Because of the fact that it is encrypted, the government or anyone else can never come to know who owns the cryptocurrency. Thus few people with the intention of tax evasion hide their income and wealth in cryptocurrency. It means they won’t be keeping other assets like cash, bank deposits, real estate property or gold. This is one of the major reasons why demand of the  cryptocurrency like Bitcoin has surged and its value has increased manifold in recent times. At the same time the cryptocurrencies are challenging the fiat money issued by the sovereign governments. Bitcoin, Ethereum, Ripple, Litecoin, Dogecoin are some examples of cryptocurrency. 

Why is bitcoin gaining traction in India?

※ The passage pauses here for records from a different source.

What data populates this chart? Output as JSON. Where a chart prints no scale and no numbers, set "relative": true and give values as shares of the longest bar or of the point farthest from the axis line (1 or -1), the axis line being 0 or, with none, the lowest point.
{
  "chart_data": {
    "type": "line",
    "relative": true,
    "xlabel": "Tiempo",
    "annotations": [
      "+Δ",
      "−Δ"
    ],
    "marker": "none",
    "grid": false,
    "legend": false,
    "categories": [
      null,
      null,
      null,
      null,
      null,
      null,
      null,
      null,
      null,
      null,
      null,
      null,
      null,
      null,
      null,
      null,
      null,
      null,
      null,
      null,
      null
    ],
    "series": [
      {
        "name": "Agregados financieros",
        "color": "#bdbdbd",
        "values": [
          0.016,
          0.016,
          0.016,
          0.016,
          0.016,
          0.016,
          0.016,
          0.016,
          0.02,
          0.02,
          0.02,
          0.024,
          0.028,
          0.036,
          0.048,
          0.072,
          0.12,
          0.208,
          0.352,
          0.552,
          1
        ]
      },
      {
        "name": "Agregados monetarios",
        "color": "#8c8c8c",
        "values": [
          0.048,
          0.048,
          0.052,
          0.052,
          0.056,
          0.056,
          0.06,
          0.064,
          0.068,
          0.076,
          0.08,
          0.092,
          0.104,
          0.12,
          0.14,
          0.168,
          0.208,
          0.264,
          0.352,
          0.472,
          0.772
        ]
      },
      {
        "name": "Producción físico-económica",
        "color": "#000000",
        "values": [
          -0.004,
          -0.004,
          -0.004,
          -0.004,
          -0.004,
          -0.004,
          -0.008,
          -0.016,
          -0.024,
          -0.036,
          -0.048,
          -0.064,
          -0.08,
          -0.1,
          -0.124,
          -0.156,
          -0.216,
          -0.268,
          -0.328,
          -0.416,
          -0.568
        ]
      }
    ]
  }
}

Bitcoin and other cryptocurrencies have been growing rapidly in India despite the pessimism of the Centre and the Reserve Bank of India (RBI). In 2018, the RBI had banned banks and other regulated financial entities from dealing with clients who handled private cryptocurrencies such as bitcoin. However, the Supreme Court last year overturned the RBI’s order. This has cleared some of the uncertainty around the legal status of cryptocurrencies and contributed to the rapid rise in their trading volumes. Notably, trading volumes in popular crypto exchange platforms such as WazirX grew multi-fold last year within weeks of the Supreme Court’s decision.

CoinSwitch Kuber, CoinDCX, Zebpay and BuyUCoin are some of the other more popular platforms that have come up to facilitate retail trading in cryptocurrencies. CoinSwitch Kuber and CoinDCX have in fact managed to achieve unicorn status with their valuations crossing the $1-billion milestone recently. These companies have bet on India despite looming regulatory uncertainties as they see huge potential for growth in a market with a predominantly young population. Blockchain, the technology that underlies many cryptocurrencies, has also found favour among celebrities such as Amitabh Bachchan and Salman Khan. These stars plan to launch NFTs (non-fungible tokens) to sell memorabilia that will carry their exclusive digital signatures validated using blockchain technology.

What lies ahead for private cryptocurrencies?

The biggest threat to private cryptocurrencies going forward will come from governments. At the moment, governments possess an absolute monopoly over the issuance of money within their territories. This allows them to enjoy various special privileges that they would not otherwise. For instance, with the help of the central bank, they manage to fund their increasing budget deficits. Central banks also use their control over the nation’s money supply to manage aggregate demand in the economy. All such privileges that governments currently enjoy along with their central banks, however, would cease to exist in a world where private currencies actively compete against fiat currencies issued by the state. In such a world, people can readily switch to other competing currencies if they believe that their wealth held in a certain currency issued by a central bank is losing value rapidly. As more people refuse to accept currencies issued by the central banks, this will limit the spending powers of governments and their central banks. So it is highly unlikely that governments will allow private cryptocurrencies to flourish as alternative money. While national currencies at the moment do compete against each other, such competition is limited to a great extent by geographical and other barriers.

It should be noted that the Supreme Court had overturned the 2018 RBI order saying that under existing laws the RBI does not have the powers required to restrict individuals dealing in cryptocurrencies. However, this does not put an end to the primary uncertainty over the legal status of private cryptocurrencies. The Centre may well pass a new law that either completely bans or heavily restricts private currencies. China has already deemed all private cryptocurrencies as illegal and banned them. It soon plans to issue a Central Bank Digital Currency that is based on the same blockchain technology on which private cryptocurrencies work. More governments may adopt the same approach in the coming years.